他有种强烈的预感,魔音根本没走,她就像一只潜伏在暗处的毒蛇,正用那双狭长的眸子,死死盯着他们的背影,等待着最合适的捕猎时机。这种被盯上的感觉,比刚才直面追杀更让人脊背发凉。
穿过最后一条小巷,城西那处废弃的宅院出现在眼前。朱漆大门早已斑驳,门楣上“百草堂”三个字被风雨侵蚀得只剩轮廓,院墙爬满了枯萎的藤蔓,透着股荒凉的气息。
楚嫣然推开虚掩的侧门,做了个噤声的手势,率先走了进去。叶星辰紧随其后,青锋剑握在手中,警惕地扫视着院内的断壁残垣。月光透过屋顶的破洞照下来,在地上投下支离破碎的影子,像极了他们此刻的处境。

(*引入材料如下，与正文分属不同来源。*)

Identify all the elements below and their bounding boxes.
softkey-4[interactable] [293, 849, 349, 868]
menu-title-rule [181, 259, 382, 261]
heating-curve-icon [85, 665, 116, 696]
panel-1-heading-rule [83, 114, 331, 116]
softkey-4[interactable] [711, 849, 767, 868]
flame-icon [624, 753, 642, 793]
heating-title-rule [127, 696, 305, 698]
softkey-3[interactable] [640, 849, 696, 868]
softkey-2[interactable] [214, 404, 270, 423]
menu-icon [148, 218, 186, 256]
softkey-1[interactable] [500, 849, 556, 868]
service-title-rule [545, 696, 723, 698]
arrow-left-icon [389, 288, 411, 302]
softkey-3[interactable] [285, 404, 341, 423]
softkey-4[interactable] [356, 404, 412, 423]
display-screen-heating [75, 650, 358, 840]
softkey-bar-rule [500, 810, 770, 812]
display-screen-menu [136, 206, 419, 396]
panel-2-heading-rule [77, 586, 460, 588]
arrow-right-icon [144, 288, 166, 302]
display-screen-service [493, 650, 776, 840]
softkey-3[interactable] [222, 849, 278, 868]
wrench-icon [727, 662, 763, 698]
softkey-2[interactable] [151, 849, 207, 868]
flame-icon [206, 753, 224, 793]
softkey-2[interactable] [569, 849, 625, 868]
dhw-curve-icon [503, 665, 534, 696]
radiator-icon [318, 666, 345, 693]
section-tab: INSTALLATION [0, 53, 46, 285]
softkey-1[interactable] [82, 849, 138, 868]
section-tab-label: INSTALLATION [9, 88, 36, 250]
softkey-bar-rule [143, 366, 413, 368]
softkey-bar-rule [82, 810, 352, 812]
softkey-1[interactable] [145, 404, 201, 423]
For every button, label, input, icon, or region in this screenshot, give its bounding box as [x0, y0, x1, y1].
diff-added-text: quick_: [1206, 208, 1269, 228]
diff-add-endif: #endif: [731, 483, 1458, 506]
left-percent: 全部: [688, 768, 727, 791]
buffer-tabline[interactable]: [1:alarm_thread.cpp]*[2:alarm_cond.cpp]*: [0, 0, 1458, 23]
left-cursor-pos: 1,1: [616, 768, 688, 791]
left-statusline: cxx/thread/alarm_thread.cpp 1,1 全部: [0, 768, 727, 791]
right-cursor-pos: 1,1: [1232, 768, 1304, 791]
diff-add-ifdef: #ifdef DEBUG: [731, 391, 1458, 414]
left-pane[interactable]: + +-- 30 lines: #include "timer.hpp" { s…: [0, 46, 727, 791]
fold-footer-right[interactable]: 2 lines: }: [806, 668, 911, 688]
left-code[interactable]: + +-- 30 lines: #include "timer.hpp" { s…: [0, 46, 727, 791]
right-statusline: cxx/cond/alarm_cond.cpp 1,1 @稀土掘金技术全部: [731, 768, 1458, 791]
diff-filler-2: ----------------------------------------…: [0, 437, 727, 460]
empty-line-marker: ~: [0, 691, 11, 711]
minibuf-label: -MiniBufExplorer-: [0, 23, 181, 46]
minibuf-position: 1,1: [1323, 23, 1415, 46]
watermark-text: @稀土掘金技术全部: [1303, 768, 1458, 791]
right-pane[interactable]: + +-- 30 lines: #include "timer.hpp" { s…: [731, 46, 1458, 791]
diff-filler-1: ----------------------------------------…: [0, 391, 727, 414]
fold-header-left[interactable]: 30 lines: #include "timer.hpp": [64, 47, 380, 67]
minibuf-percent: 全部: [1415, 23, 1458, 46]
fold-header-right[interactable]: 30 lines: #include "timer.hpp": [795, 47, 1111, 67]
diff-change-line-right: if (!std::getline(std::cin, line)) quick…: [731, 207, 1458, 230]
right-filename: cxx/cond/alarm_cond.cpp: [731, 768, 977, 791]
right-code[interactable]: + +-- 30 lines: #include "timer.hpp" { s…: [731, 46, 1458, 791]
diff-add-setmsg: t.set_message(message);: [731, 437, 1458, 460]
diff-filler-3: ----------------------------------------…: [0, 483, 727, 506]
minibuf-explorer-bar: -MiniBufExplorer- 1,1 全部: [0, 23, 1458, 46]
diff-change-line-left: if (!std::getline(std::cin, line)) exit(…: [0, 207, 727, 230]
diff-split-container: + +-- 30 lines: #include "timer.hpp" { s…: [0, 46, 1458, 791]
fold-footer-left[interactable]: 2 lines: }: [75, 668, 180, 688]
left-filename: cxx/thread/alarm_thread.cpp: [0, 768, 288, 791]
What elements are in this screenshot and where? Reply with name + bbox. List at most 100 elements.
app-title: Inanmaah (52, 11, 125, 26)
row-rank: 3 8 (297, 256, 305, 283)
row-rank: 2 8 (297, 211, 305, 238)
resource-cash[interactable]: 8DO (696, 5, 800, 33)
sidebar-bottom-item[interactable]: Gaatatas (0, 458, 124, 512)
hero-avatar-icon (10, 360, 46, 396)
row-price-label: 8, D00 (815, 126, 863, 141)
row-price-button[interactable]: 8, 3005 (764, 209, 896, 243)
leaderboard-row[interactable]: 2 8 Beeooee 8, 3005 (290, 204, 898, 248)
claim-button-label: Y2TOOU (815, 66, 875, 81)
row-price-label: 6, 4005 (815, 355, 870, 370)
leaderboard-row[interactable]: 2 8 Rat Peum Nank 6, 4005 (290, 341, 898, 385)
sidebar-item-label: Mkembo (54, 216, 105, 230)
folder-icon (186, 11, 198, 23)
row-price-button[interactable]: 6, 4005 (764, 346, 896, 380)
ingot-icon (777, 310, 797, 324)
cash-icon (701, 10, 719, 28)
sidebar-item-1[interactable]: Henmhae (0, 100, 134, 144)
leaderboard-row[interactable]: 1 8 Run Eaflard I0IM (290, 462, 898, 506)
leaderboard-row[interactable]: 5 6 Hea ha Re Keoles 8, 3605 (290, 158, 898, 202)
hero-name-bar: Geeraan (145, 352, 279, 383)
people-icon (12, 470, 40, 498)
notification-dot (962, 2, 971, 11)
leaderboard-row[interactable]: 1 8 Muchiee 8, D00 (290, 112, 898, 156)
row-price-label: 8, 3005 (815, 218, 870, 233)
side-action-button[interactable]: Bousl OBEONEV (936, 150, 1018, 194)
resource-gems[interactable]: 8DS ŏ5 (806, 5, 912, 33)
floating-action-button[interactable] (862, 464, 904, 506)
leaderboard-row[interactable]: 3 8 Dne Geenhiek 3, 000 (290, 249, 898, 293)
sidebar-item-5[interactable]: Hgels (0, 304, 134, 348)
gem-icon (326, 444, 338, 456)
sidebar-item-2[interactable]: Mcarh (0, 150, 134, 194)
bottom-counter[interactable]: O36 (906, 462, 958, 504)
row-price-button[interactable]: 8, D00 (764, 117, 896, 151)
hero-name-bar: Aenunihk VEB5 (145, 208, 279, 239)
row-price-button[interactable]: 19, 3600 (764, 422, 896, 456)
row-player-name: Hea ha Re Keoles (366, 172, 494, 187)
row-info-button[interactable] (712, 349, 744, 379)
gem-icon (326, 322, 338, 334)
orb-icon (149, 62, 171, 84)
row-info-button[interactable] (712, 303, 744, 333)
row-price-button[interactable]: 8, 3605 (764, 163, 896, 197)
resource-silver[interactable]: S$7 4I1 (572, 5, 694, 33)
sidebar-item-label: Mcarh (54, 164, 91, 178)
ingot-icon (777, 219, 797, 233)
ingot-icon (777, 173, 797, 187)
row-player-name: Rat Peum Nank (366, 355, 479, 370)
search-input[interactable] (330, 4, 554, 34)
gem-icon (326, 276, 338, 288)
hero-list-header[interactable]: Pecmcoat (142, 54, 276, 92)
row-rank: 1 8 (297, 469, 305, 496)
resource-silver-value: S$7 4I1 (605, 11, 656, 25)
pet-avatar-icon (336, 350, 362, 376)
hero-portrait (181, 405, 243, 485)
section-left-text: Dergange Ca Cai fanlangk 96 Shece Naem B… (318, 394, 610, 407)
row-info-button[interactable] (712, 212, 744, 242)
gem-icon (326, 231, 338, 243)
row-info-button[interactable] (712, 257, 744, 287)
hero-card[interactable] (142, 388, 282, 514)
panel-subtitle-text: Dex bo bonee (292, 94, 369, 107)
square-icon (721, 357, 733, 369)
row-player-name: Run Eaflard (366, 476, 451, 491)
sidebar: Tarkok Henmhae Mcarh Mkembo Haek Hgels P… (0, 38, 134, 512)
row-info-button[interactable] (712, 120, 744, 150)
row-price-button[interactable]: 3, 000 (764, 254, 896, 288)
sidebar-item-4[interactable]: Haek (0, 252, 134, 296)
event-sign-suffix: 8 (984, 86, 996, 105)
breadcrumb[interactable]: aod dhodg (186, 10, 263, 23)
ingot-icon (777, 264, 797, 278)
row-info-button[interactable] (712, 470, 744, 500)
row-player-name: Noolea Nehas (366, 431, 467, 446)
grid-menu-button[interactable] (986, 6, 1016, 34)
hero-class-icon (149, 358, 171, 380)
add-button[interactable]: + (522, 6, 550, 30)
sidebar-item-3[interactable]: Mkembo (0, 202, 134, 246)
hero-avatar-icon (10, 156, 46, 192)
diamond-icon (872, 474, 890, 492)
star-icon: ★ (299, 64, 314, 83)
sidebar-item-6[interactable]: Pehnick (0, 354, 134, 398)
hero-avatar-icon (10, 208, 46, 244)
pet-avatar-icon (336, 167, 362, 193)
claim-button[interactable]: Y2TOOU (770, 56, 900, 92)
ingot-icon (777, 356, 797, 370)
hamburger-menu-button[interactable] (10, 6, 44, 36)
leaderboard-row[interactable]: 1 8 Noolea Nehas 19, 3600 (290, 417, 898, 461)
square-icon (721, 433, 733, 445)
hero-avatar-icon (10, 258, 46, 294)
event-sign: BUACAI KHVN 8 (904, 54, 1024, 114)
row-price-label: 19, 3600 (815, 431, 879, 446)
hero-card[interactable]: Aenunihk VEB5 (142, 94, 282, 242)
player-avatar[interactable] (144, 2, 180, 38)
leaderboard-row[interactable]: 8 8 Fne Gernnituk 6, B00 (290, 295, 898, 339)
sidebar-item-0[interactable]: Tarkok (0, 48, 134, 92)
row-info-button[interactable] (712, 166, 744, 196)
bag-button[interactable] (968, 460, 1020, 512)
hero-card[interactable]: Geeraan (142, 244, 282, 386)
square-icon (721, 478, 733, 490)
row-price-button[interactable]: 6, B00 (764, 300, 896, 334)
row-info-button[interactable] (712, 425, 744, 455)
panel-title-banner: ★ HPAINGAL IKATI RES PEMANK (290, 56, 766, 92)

“地窖在后面。”楚嫣然压低声音,扶着他穿过长满杂草的庭院,来到后院一间坍塌了一半的柴房。她移开墙角的一块石板,露出一个黑黢黢的洞口,里面传来潮湿的气息。
“下去吧。”楚嫣然点亮一支火折子,率先跳了下去。
叶星辰深吸一口气,最后看了一眼笼罩在夜色中的流云城,握紧青锋剑,纵身跃入地窖。石板被重新盖好,隔绝了外面的月光与风声,只留下火折子跳动的微光,映着两人疲惫却坚定的脸庞。
地窖外,老槐树的阴影里,一道黑衣身影悄然浮现。魔音看着那处废弃宅院的方向,指尖摩挲着一枚黑色碎片,眸子里的光比夜色更沉。她没有追上去,只是轻轻说了句,声音轻得像叹息:“跑吧……跑得越远,越容易露出破绽。”
风穿过荒芜的庭院,卷起几片枯叶,在地窖上方的石板上打着旋,像是在为这场未尽的追逐,奏响低沉的序曲。